チーム内で言葉を伝えるときに、本田は何を大切にしているのか。2012年にモスクワの練習場で会ったとき、CSKAのエースはこう語った。
「僕は1人でいるのも好きだし、みんなでワイワイするのも好きなんですよ。ただ、それを強制されるのが嫌なんです。だから1人になりたいときは1人になるし、騒ぎたいときは騒ぐ。代表内でのポジションはこんな感じです。鈍感なので、僕にマイナスの印象を持っている人がいても気がつかないですね。そういう人にめっちゃ明るく接している可能性があるから、イジメられてると感じているヤツもおるかもしれない(笑)」
いわゆるキャラ勝ち。「自分から人を嫌いになることはない」というのが本田のスタンスだ。
変化しつつあるリーダーとしての接し方
W杯後は新しく代表に入ってきたメンバーとも積極的にコミュニケーションを取るなど、リーダーとしてのスタンスも変化が見られている 【写真:ロイター/アフロ】
「人に何かを伝えるっていうのは、緻密な作業。伝えた結果、どうなるかを分かっていないといけない。だから僕は普段のチームメイトの生活や振る舞いを見ている。観察している。自分なりに全選手の性格を『こういうタイプ』と言えますね。ミスした選手に『何やってんねん』と怒ったら、全員が違う反応をする。その反応を僕は細かく言えます」
たとえば、相手が自信を失いやすいタイプであれば、なるべく励ますように声をかけ、しかし、本当に変化が必要なときに厳しい叱咤(しった)を与える。
「人を見て、伝えることを変える」
それが本田流コミュニケーション術の大前提だ。もちろんプレースタイルで「新たな物差し」を模索しているように、リーダーシップのスタイルも完成したわけではない。ブラジルW杯後、リーダーとしての接し方も変化しつつある。

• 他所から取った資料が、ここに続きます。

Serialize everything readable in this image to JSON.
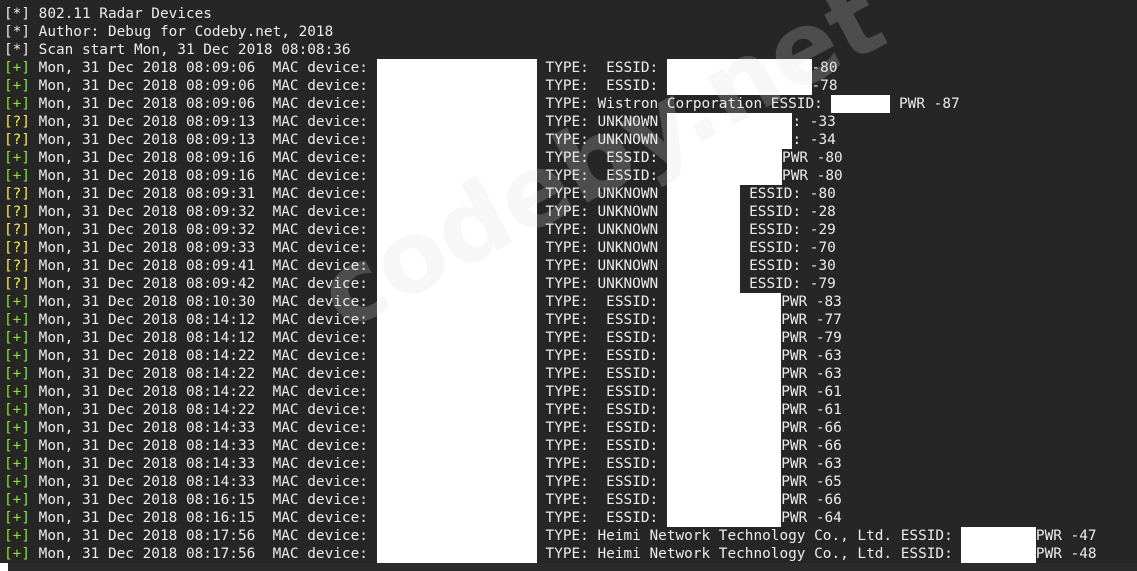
{
  "terminal": {
    "header": [
      "[*] 802.11 Radar Devices",
      "[*] Author: Debug for Codeby.net, 2018",
      "[*] Scan start Mon, 31 Dec 2018 08:08:36"
    ],
    "mac_label": "MAC device: ",
    "colors": {
      "plus": "#8ae234",
      "question": "#fce94f",
      "text": "#ececec",
      "background": "#262626"
    },
    "rows": [
      {
        "tag": "[+]",
        "time": "Mon, 31 Dec 2018 08:09:06",
        "type": "TYPE:  ESSID: ",
        "tail": "-80"
      },
      {
        "tag": "[+]",
        "time": "Mon, 31 Dec 2018 08:09:06",
        "type": "TYPE:  ESSID: ",
        "tail": "-78"
      },
      {
        "tag": "[+]",
        "time": "Mon, 31 Dec 2018 08:09:06",
        "type": "TYPE: Wistron Corporation ESSID: ",
        "tail": " PWR -87"
      },
      {
        "tag": "[?]",
        "time": "Mon, 31 Dec 2018 08:09:13",
        "type": "TYPE: UNKNOWN ",
        "tail": ": -33"
      },
      {
        "tag": "[?]",
        "time": "Mon, 31 Dec 2018 08:09:13",
        "type": "TYPE: UNKNOWN ",
        "tail": ": -34"
      },
      {
        "tag": "[+]",
        "time": "Mon, 31 Dec 2018 08:09:16",
        "type": "TYPE:  ESSID: ",
        "tail": "PWR -80"
      },
      {
        "tag": "[+]",
        "time": "Mon, 31 Dec 2018 08:09:16",
        "type": "TYPE:  ESSID: ",
        "tail": "PWR -80"
      },
      {
        "tag": "[?]",
        "time": "Mon, 31 Dec 2018 08:09:31",
        "type": "TYPE: UNKNOWN ",
        "tail": " ESSID: -80"
      },
      {
        "tag": "[?]",
        "time": "Mon, 31 Dec 2018 08:09:32",
        "type": "TYPE: UNKNOWN ",
        "tail": " ESSID: -28"
      },
      {
        "tag": "[?]",
        "time": "Mon, 31 Dec 2018 08:09:32",
        "type": "TYPE: UNKNOWN ",
        "tail": " ESSID: -29"
      },
      {
        "tag": "[?]",
        "time": "Mon, 31 Dec 2018 08:09:33",
        "type": "TYPE: UNKNOWN ",
        "tail": " ESSID: -70"
      },
      {
        "tag": "[?]",
        "time": "Mon, 31 Dec 2018 08:09:41",
        "type": "TYPE: UNKNOWN ",
        "tail": " ESSID: -30"
      },
      {
        "tag": "[?]",
        "time": "Mon, 31 Dec 2018 08:09:42",
        "type": "TYPE: UNKNOWN ",
        "tail": " ESSID: -79"
      },
      {
        "tag": "[+]",
        "time": "Mon, 31 Dec 2018 08:10:30",
        "type": "TYPE:  ESSID: ",
        "tail": "PWR -83"
      },
      {
        "tag": "[+]",
        "time": "Mon, 31 Dec 2018 08:14:12",
        "type": "TYPE:  ESSID: ",
        "tail": "PWR -77"
      },
      {
        "tag": "[+]",
        "time": "Mon, 31 Dec 2018 08:14:12",
        "type": "TYPE:  ESSID: ",
        "tail": "PWR -79"
      },
      {
        "tag": "[+]",
        "time": "Mon, 31 Dec 2018 08:14:22",
        "type": "TYPE:  ESSID: ",
        "tail": "PWR -63"
      },
      {
        "tag": "[+]",
        "time": "Mon, 31 Dec 2018 08:14:22",
        "type": "TYPE:  ESSID: ",
        "tail": "PWR -63"
      },
      {
        "tag": "[+]",
        "time": "Mon, 31 Dec 2018 08:14:22",
        "type": "TYPE:  ESSID: ",
        "tail": "PWR -61"
      },
      {
        "tag": "[+]",
        "time": "Mon, 31 Dec 2018 08:14:22",
        "type": "TYPE:  ESSID: ",
        "tail": "PWR -61"
      },
      {
        "tag": "[+]",
        "time": "Mon, 31 Dec 2018 08:14:33",
        "type": "TYPE:  ESSID: ",
        "tail": "PWR -66"
      },
      {
        "tag": "[+]",
        "time": "Mon, 31 Dec 2018 08:14:33",
        "type": "TYPE:  ESSID: ",
        "tail": "PWR -66"
      },
      {
        "tag": "[+]",
        "time": "Mon, 31 Dec 2018 08:14:33",
        "type": "TYPE:  ESSID: ",
        "tail": "PWR -63"
      },
      {
        "tag": "[+]",
        "time": "Mon, 31 Dec 2018 08:14:33",
        "type": "TYPE:  ESSID: ",
        "tail": "PWR -65"
      },
      {
        "tag": "[+]",
        "time": "Mon, 31 Dec 2018 08:16:15",
        "type": "TYPE:  ESSID: ",
        "tail": "PWR -66"
      },
      {
        "tag": "[+]",
        "time": "Mon, 31 Dec 2018 08:16:15",
        "type": "TYPE:  ESSID: ",
        "tail": "PWR -64"
      },
      {
        "tag": "[+]",
        "time": "Mon, 31 Dec 2018 08:17:56",
        "type": "TYPE: Heimi Network Technology Co., Ltd. ESSID: ",
        "tail": "PWR -47"
      },
      {
        "tag": "[+]",
        "time": "Mon, 31 Dec 2018 08:17:56",
        "type": "TYPE: Heimi Network Technology Co., Ltd. ESSID: ",
        "tail": "PWR -48"
      }
    ]
  },
  "watermark": "codeby.net"
}
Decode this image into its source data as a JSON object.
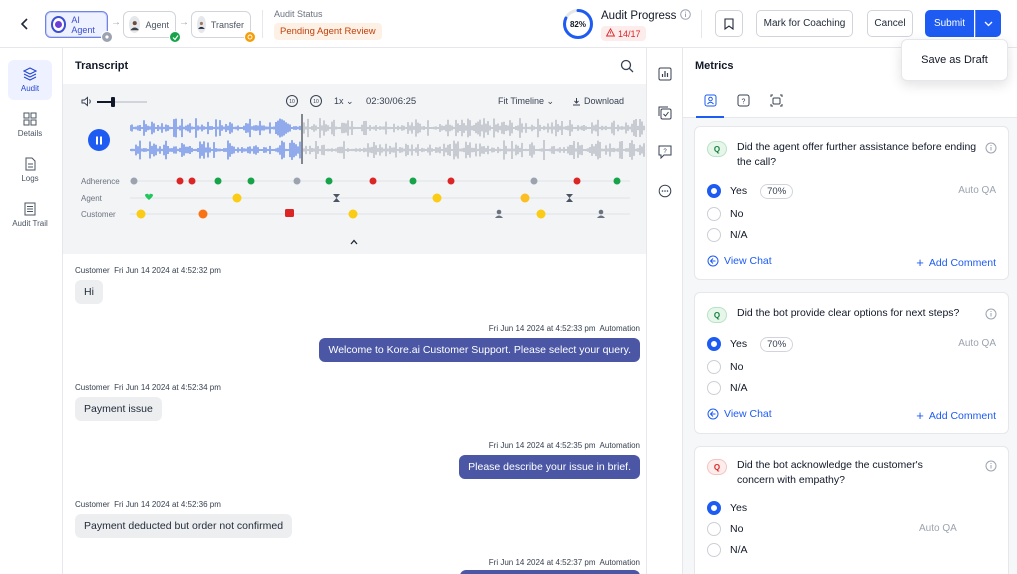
{
  "header": {
    "steps": [
      {
        "label": "AI Agent"
      },
      {
        "label": "Agent"
      },
      {
        "label": "Transfer"
      }
    ],
    "audit_status_title": "Audit Status",
    "audit_status_value": "Pending Agent Review",
    "audit_progress_title": "Audit Progress",
    "audit_progress_percent": "82%",
    "audit_progress_fraction": 0.82,
    "audit_warning": "14/17",
    "mark_coaching": "Mark for Coaching",
    "cancel": "Cancel",
    "submit": "Submit",
    "save_draft": "Save as Draft"
  },
  "nav": {
    "items": [
      {
        "label": "Audit"
      },
      {
        "label": "Details"
      },
      {
        "label": "Logs"
      },
      {
        "label": "Audit Trail"
      }
    ]
  },
  "transcript": {
    "title": "Transcript",
    "player": {
      "speed": "1x",
      "time": "02:30/06:25",
      "fit_timeline": "Fit Timeline",
      "download": "Download",
      "rows": [
        "Adherence",
        "Agent",
        "Customer"
      ]
    },
    "messages": [
      {
        "speaker": "Customer",
        "time": "Fri Jun 14 2024 at 4:52:32 pm",
        "text": "Hi"
      },
      {
        "speaker": "Automation",
        "time": "Fri Jun 14 2024 at 4:52:33 pm",
        "text": "Welcome to Kore.ai Customer Support. Please select your query."
      },
      {
        "speaker": "Customer",
        "time": "Fri Jun 14 2024 at 4:52:34 pm",
        "text": "Payment issue"
      },
      {
        "speaker": "Automation",
        "time": "Fri Jun 14 2024 at 4:52:35 pm",
        "text": "Please describe your issue in brief."
      },
      {
        "speaker": "Customer",
        "time": "Fri Jun 14 2024 at 4:52:36 pm",
        "text": "Payment deducted but order not confirmed"
      },
      {
        "speaker": "Automation",
        "time": "Fri Jun 14 2024 at 4:52:37 pm",
        "text": ""
      }
    ]
  },
  "metrics": {
    "title": "Metrics",
    "badge": "Q",
    "questions": [
      {
        "text": "Did the agent offer further assistance before ending the call?",
        "options": [
          "Yes",
          "No",
          "N/A"
        ],
        "selected_pct": "70%",
        "auto_qa": "Auto QA",
        "view_chat": "View Chat",
        "add_comment": "Add Comment"
      },
      {
        "text": "Did the bot provide clear options for next steps?",
        "options": [
          "Yes",
          "No",
          "N/A"
        ],
        "selected_pct": "70%",
        "auto_qa": "Auto QA",
        "view_chat": "View Chat",
        "add_comment": "Add Comment"
      },
      {
        "text": "Did the bot acknowledge the customer's concern with empathy?",
        "options": [
          "Yes",
          "No",
          "N/A"
        ],
        "auto_qa": "Auto QA"
      }
    ]
  },
  "colors": {
    "primary": "#1d5bf2",
    "automation_bubble": "#4b57a5",
    "status": "#c2410c",
    "adherence_ok": "#16a34a",
    "adherence_fail": "#dc2626"
  }
}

それは耳を傾けない選手に対するスタンスだ。2012年に本田はこう語っていた。
「いつも言うことなんだけども、相手(チームメイト)を変えるっていうのは、俺がやるべきことではなくて、本人自身がやるべきことだから。俺はあくまでもきっかけを与えるにすぎない。自分が変わりたいと思わなくちゃ変われない。本人が気がつかなければ、それ以上の伸びしろはない。そういうふうに考えている」
ついてくるやつだけを相手にする――。本気で変わろうとしていない人間を、本田の方から歩み寄って変化を促すことはなかった。
だが今、本田は分け隔てなく若手に接しているように見える。冒頭のシンガポールの初練習では、ストレッチをしながら塩谷司と話し込んでいた。塩谷によると、ジャマイカ戦の前には「普段できていることを100としたら、それより下でもいいから普段やっていることをやろう」とアドバイスされたという。塩谷に限らず、多くの若手が短期間に本田から声をかけられていた。
そういえば、ウルグアイ戦後に本田はこう語っていた。
「互いが互いの担当を任せ合うことで、責任感が芽生えてくる。そこが自分の中ではW杯前と今とでは変え始めているところではあります」
W杯前はピリピリとしたオーラを発し、自分にも仲間にも厳しいリーダーだった。しかし、今の本田は仲間に手を差し伸べ、包容力に溢れたリーダーになろうとしている。
悩みながら、ときに傷つきながら、本田はピッチ内外で新たな正解を探している。